Almost two years ago, in a blog post about my experiences with chronic pain that I wrote during a horrific recurrence of one particular chronic pain condition that began about half a year after Cara's death, I wrote, "I think a lot of people have been pretty amazed at how well I've seemed to handle [my loss of Cara]. That I was able to do so well is, I think, in large part due to the great example that Cara set in how to deal with tremendous adversity. But I think it's also partly because the aftermath of Cara's death was, in fact, not the worst period of time that I've experienced in my life."

Well, here's another entry for my personal list of "things that have happened to me that are more painful than my wife dying of cancer." It's unique, though, in that it's the only entry on that list that is not an episode of severe chronic pain. And I should remind myself that this breakup, like Cara's death, is not the most painful thing I've experienced.

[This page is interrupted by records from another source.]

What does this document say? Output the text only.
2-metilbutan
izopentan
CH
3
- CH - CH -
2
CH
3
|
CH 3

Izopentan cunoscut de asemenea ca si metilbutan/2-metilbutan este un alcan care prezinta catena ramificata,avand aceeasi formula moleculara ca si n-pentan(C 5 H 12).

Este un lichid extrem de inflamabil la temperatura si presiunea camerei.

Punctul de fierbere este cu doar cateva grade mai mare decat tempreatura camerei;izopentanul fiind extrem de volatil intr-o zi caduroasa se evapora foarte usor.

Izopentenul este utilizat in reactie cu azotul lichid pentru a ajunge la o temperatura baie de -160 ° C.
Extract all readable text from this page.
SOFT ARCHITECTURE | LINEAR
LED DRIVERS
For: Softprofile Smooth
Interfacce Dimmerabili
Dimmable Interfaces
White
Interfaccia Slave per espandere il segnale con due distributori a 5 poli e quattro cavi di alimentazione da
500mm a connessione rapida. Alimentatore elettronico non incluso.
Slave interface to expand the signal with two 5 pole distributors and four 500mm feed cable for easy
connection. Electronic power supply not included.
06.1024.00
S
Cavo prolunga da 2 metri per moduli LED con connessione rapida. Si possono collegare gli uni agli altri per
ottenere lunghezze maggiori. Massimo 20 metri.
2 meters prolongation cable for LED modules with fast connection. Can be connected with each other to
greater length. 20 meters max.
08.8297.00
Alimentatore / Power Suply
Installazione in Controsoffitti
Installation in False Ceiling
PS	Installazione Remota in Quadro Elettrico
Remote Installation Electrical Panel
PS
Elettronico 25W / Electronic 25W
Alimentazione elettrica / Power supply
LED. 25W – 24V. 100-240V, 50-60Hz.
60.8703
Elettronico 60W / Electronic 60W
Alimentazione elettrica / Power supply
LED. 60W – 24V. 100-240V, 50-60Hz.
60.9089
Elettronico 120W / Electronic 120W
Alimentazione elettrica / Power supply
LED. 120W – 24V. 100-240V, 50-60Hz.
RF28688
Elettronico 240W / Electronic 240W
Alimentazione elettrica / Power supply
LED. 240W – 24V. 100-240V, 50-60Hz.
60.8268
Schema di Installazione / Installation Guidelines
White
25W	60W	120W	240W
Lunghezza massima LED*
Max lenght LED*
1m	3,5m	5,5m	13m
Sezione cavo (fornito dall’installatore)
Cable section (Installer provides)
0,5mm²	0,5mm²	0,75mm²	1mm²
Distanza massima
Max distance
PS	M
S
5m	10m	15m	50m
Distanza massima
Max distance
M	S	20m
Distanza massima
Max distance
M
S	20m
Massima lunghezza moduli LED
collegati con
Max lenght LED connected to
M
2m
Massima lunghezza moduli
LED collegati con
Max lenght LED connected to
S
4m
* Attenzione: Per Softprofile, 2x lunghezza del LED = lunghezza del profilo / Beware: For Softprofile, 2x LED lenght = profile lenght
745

I'll close this entry by mentioning that the morning after the breakup, another remarkably unlikely and bizarre coincidence joined the long list of unlikely and bizarre coincidences that have happened in my life. When I was backing my car out of my driveway, the song "All Your Favorite Bands" by the band Dawes came on the radio. EB and I went to a Dawes concert for our first date. I consider this coincidence particularly unlikely because it was the only time since (at the very least) that first date that I have heard Dawes on the radio. I know this because I would undoubtedly have made note of any other such occurrence. It was another one of those moments that would have seemed utterly contrived and hokey had it happened in a movie, except that it really happened in my real life. Lyrics selection from the song:

I hope that life without a chaperone is what you thought it’d be
I hope your brother’s El Camino runs forever
I hope the world sees the same person that you’ve always been to me
And may all your favorite bands stay together

My favorite band was EB, [redacted], and Jeffy.